Systematisch folgt das HGB dem Prinzip der gekoppelten Pflichten: Die Prüfungspflicht des Konzernabschlusses setzt voraus, dass (1) ein Konzernabschluss aufzustellen ist und (2) das Mutterunternehmen – oder alternativ der Konzern als Ganzes – die Prüfungspflicht auslöst. Im Gegensatz zur Einzelabschlussprüfung gibt es beim Konzernabschluss keine eigenständige größenabhängige Schwelle, die allein auf Konzernebene berechnet wird. Stattdessen knüpft § 316 Abs. 2 HGB an die Aufstellungspflicht an, die ihrerseits durch die Konzerngrößenkriterien des § 293 HGB begrenzt wird.
Hinweis: Freiwillige Konzernabschlüsse
Stellt ein Mutterunternehmen freiwillig einen Konzernabschluss auf, ohne dazu verpflichtet zu sein, unterliegt dieser grundsätzlich keiner gesetzlichen Prüfungspflicht nach § 316 Abs. 2 HGB. Eine freiwillige Prüfung ist gleichwohl möglich und aus Glaubwürdigkeitsgründen – etwa gegenüber Kreditgebern – häufig sinnvoll.
Für GmbH-Konzerne, die im Mittelpunkt der Beratungspraxis stehen, bedeutet das konkret: Eine GmbH als Muttergesellschaft, die nach § 267 HGB als mittelgroß oder groß einzustufen ist und einen Konzernabschluss aufstellen muss, unterliegt der vollumfänglichen Konzernabschlussprüfungspflicht. Die Frage der Größenklasse des Mutterunternehmens und die Frage der Konzerngrößenkriterien sind dabei sauber zu trennen.

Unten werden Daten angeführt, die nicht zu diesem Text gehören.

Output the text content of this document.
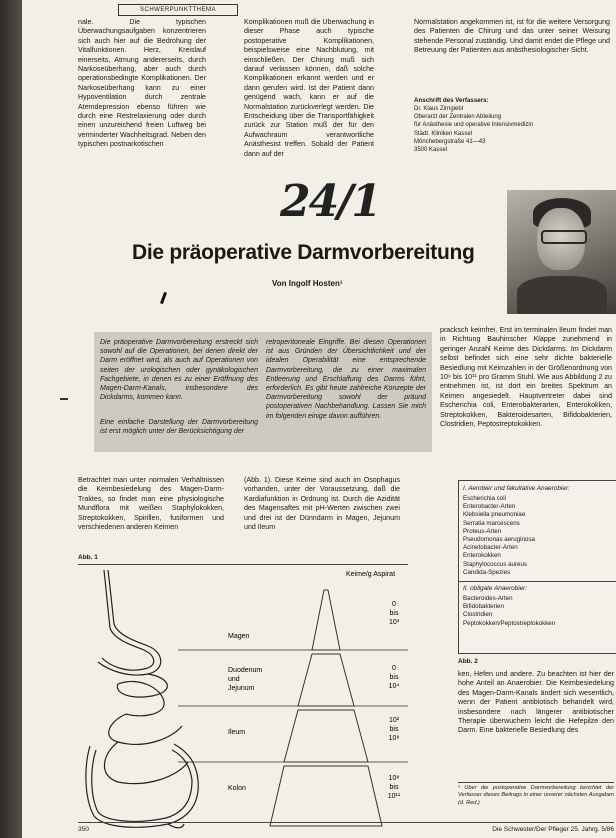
SCHWERPUNKTTHEMA
nale. Die typischen Überwachungsaufgaben konzentrieren sich auch hier auf die Bedrohung der Vitalfunktionen. Herz, Kreislauf einerseits, Atmung andererseits, durch Narkoseüberhang, aber auch durch operationsbedingte Komplikationen. Der Narkoseüberhang kann zu einer Hypoventilation durch zentrale Atemdepression ebenso führen wie durch eine Restrelaxierung oder durch einen unzureichend freien Luftweg bei verminderter Wachheitsgrad. Neben den typischen postnarkotischen
Komplikationen muß die Überwachung in dieser Phase auch typische postoperative Komplikationen, beispielsweise eine Nachblutung, mit einschließen. Der Chirurg muß sich darauf verlassen können, daß solche Komplikationen erkannt werden und er dann gerufen wird. Ist der Patient dann genügend wach, kann er auf die Normalstation zurückverlegt werden. Die Entscheidung über die Transportfähigkeit zurück zur Station muß der für den Aufwachraum verantwortliche Anästhesist treffen. Sobald der Patient dann auf der
Normalstation angekommen ist, ist für die weitere Versorgung des Patienten die Chirurg und das unter seiner Weisung stehende Personal zuständig. Und damit endet die Pflege und Betreuung der Patienten aus anästhesiologischer Sicht.
Anschrift des Verfassers:
Dr. Klaus Zirngiebl
Oberarzt der Zentralen Abteilung
für Anästhesie und operative Intensivmedizin
Städt. Kliniken Kassel
Mönchebergstraße 41—43
3500 Kassel
24/1
Die präoperative Darmvorbereitung
Von Ingolf Hosten¹
Die präoperative Darmvorbereitung erstreckt sich sowohl auf die Operationen, bei denen direkt der Darm eröffnet wird, als auch auf Operationen von seiten der urologischen oder gynäkologischen Fachgebiete, in denen es zu einer Eröffnung des Magen-Darm-Kanals, insbesondere des Dickdarms, kommen kann.
Eine einfache Darstellung der Darmvorbereitung ist erst möglich unter der Berücksichtigung der
retroperitoneale Eingriffe. Bei diesen Operationen ist aus Gründen der Übersichtlichkeit und der idealen Operabilität eine entsprechende Darmvorbereitung, die zu einer maximalen Entleerung und Erschlaffung des Darms führt, erforderlich. Es gibt heute zahlreiche Konzepte der Darmvorbereitung sowohl der präund postoperativen Nachbehandlung. Lassen Sie mich im folgenden einige davon aufführen.
pracksch keimfrei. Erst im terminalen Ileum findet man in Richtung Bauhinscher Klappe zunehmend in geringer Anzahl Keime des Dickdarms. Im Dickdarm selbst befindet sich eine sehr dichte bakterielle Besiedlung mit Keimzahlen in der Größenordnung von 10⁹ bis 10¹¹ pro Gramm Stuhl. Wie aus Abbildung 2 zu entnehmen ist, ist dort ein breites Spektrum an Keimen angesiedelt. Hauptvertreter dabei sind Escherichia coli, Enterobakterarten, Enterokokken, Streptokokken, Bakteroidesarten, Bifidobakterien, Clostridien, Peptostreptokokken.
Betrachtet man unter normalen Verhältnissen die Keimbesiedelung des Magen-Darm-Traktes, so findet man eine physiologische Mundflora mit weißen Staphylokokken, Streptokokken, Spirillen, fusiformen und verschiedenen anderen Keimen
(Abb. 1). Diese Keime sind auch im Ösophagus vorhanden, unter der Voraussetzung, daß die Kardiafunktion in Ordnung ist. Durch die Azidität des Magensaftes mit pH-Werten zwischen zwei und drei ist der Dünndarm in Magen, Jejunum und Ileum
I. Aerobier und fakultative Anaerobier:
Escherichia coli
Enterobacter-Arten
Klebsiella pneumoniae
Serratia marcescens
Proteus-Arten
Pseudomonas aeruginosa
Acinetobacter-Arten
Enterokokken
Staphylococcus aureus
Candida-Spezies
II. obligate Anaerobier:
Bacteroides-Arten
Bifidobakterien
Clostridien
Peptokokken/Peptostreptokokken
Abb. 1
Magen
Duodenum und Jejunum
Ileum
Kolon
Keime/g Aspirat
0 bis 10³
0 bis 10⁴
10² bis 10⁸
10⁸ bis 10¹¹
Abb. 2
ken, Hefen und andere. Zu beachten ist hier der hohe Anteil an Anaerobier. Die Keimbesiedelung des Magen-Darm-Kanals ändert sich wesentlich, wenn der Patient antibiotisch behandelt wird, insbesondere nach längerer antibiotischer Therapie überwuchern leicht die Hefepilze den Darm. Eine bakterielle Besiedlung des
¹ Über die postoperative Darmvorbereitung berichtet der Verfasser dieses Beitrags in einer unserer nächsten Ausgaben (d. Red.)
350	Die Schwester/Der Pfleger 25. Jahrg. 5/86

Größenkriterien nach § 293 HGB und Befreiungen
§ 293 HGB befreit kleine Konzerne von der Pflicht zur Aufstellung eines Konzernabschlusses und eines Konzernlageberichts. Da die Prüfungspflicht an die Aufstellungspflicht geknüpft ist, entfällt bei Vorliegen der Befreiungsvoraussetzungen auch die Konzernabschlussprüfung.

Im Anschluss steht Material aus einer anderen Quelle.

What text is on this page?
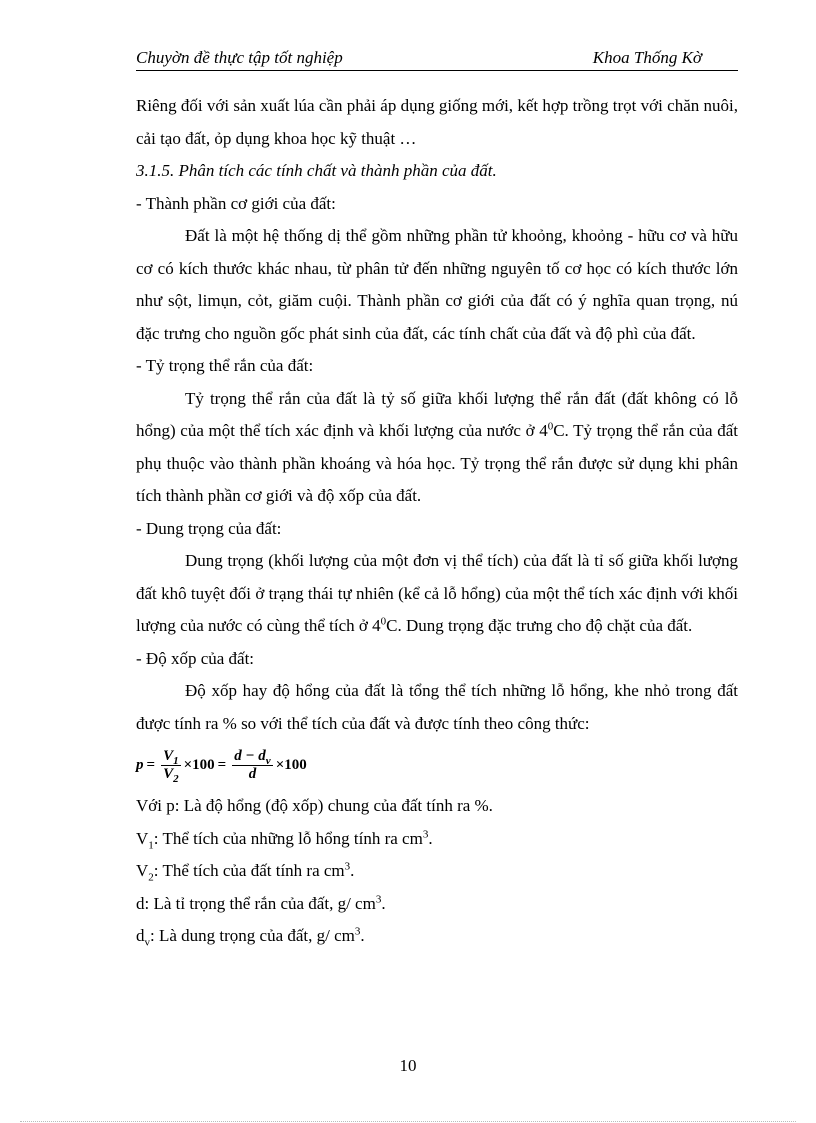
Chuyờn đề thực tập tốt nghiệp	Khoa Thống Kờ

Riêng đối với sản xuất lúa cần phải áp dụng giống mới, kết hợp trồng trọt với chăn nuôi, cải tạo đất, ỏp dụng khoa học kỹ thuật …

3.1.5. Phân tích các tính chất và thành phần của đất.

- Thành phần cơ giới của đất:

Đất là một hệ thống dị thể gồm những phần tử khoỏng, khoỏng - hữu cơ và hữu cơ có kích thước khác nhau, từ phân tử đến những nguyên tố cơ học có kích thước lớn như sột, limụn, cỏt, giăm cuội. Thành phần cơ giới của đất có ý nghĩa quan trọng, nú đặc trưng cho nguồn gốc phát sinh của đất, các tính chất của đất và độ phì của đất.

- Tỷ trọng thể rắn của đất:

Tỷ trọng thể rắn của đất là tỷ số giữa khối lượng thể rắn đất (đất không có lỗ hổng) của một thể tích xác định và khối lượng của nước ở $4^0C$. Tỷ trọng thể rắn của đất phụ thuộc vào thành phần khoáng và hóa học. Tỷ trọng thể rắn được sử dụng khi phân tích thành phần cơ giới và độ xốp của đất.

- Dung trọng của đất:

Dung trọng (khối lượng của một đơn vị thể tích) của đất là tỉ số giữa khối lượng đất khô tuyệt đối ở trạng thái tự nhiên (kể cả lỗ hổng) của một thể tích xác định với khối lượng của nước có cùng thể tích ở $4^0C$. Dung trọng đặc trưng cho độ chặt của đất.

- Độ xốp của đất:

Độ xốp hay độ hổng của đất là tổng thể tích những lỗ hổng, khe nhỏ trong đất được tính ra % so với thể tích của đất và được tính theo công thức:

$p = \frac{V_1}{V_2} \times 100 = \frac{d - d_v}{d} \times 100$

Với p: Là độ hổng (độ xốp) chung của đất tính ra %.

$V_1$: Thể tích của những lỗ hổng tính ra $cm^3$.

$V_2$: Thể tích của đất tính ra $cm^3$.

d: Là tỉ trọng thể rắn của đất, g/ $cm^3$.

$d_v$: Là dung trọng của đất, g/ $cm^3$.

10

Ein Konzern gilt als klein und ist damit von der Aufstellungspflicht befreit, wenn an den Abschlussstichtagen von zwei aufeinanderfolgenden Geschäftsjahren mindestens zwei der drei folgenden Schwellenwerte nicht überschritten werden:
| Kriterium | Bruttomethode | Nettomethode |
|---|---|---|
| Konzernbilanzsumme | 25.000.000 EUR | 20.000.000 EUR |
| Konzernumsatzerlöse (12 Monate) | 50.000.000 EUR | 40.000.000 EUR |
| Arbeitnehmer im Jahresdurchschnitt | 250 | 250 |
Die Bruttomethode erlaubt die Konsolidierung lediglich durch Aufaddierung der Einzelabschlüsse ohne Konsolidierungsmaßnahmen. Die Nettomethode verlangt hingegen eine vollständige Konsolidierung. In der Praxis wird häufig zunächst die einfachere Bruttomethode herangezogen, um schnell zu prüfen, ob eine Aufstellungspflicht besteht.
Achtung: Zweijahresregel beachten
Die Befreiung nach § 293 HGB greift erst, wenn die Schwellenwerte an zwei aufeinanderfolgenden Stichtagen unterschritten werden. Ein einmaliges Unterschreiten genügt nicht. Umgekehrt entsteht die Aufstellungspflicht, sobald die Schwellen an zwei aufeinanderfolgenden Stichtagen überschritten werden.
Abgrenzung: Größenklasse des Mutterunternehmens vs. Konzerngrößenkriterien
Häufig wird in der Beratungspraxis vermengt, ob für die Prüfungspflicht auf die Größe des Mutterunternehmens oder des Konzerns abzustellen ist. Die Antwort: Beide Ebenen sind zu prüfen. Das Mutterunternehmen kann als GmbH nach § 267 HGB klein sein – und damit von der Pflichtprüfung des Einzelabschlusses befreit –, gleichzeitig aber einen großen Konzern führen, der die Schwellenwerte des § 293 HGB überschreitet. In diesem Fall besteht eine Aufstellungspflicht und damit eine Konzernabschlussprüfungspflicht, auch wenn der Einzelabschluss der Mutter prüfungsfrei wäre.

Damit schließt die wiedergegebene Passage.